I'd also define a tokenizer. I'm not sure if it should really be a function or a class, but for the moment, let's jut say "function". All it does is look at a string and find the beginning and end of a word, yielding something like a pointer to the beginning, and the length of the word.
Finally, you need/want an array to hold the words. For a first-step, you could just use a normal array, then later when/if you want to have the array automatically expand as needed, you can write a small class to handle it.
int Groups = 1; // Count 1 for the first group of letters
for ( int Loop1 = 0; Loop1 < strlen(String); Loop1++)

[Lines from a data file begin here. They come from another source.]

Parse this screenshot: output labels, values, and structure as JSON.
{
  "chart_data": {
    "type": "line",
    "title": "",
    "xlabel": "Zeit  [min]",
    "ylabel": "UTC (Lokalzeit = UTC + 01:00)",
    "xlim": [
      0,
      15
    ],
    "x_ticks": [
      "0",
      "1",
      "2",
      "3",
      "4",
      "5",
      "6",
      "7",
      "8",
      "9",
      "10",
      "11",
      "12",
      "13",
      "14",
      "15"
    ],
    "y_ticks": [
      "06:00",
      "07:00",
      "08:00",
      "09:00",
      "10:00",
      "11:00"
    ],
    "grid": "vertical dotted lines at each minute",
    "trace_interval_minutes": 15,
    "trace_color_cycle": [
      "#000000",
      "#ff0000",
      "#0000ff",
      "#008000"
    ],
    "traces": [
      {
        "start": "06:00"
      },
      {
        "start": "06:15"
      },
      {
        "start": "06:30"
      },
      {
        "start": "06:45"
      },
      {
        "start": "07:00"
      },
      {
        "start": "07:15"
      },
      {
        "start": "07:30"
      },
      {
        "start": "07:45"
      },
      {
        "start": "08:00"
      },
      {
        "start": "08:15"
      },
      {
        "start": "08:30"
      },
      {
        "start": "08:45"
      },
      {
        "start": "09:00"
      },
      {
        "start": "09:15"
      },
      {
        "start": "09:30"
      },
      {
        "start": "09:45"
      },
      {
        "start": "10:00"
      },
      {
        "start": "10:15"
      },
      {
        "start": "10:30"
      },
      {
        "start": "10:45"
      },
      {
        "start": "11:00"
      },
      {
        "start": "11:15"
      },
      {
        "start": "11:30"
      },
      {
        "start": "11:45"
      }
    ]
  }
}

if (String[Loop1] == ' ') // Any extra groups are delimited by space
Groups += 1;
int* GroupPositions = new int[Groups]; // Stores the positions
for ( int Loop2 = 0, Position = 0; Loop2 < strlen(String); Loop2++)
{
if (String[Loop2] != ' ' && (String[Loop2-1] == ' ' || Loop2-1 < 0))
{
GroupPositions[Position] = Loop2; // Store position of the first letter
Position += 1; // Increment the next position of interest
}
}
If you can't use strlen, write a function that counts any letters until it encounters a null terminator '\0'.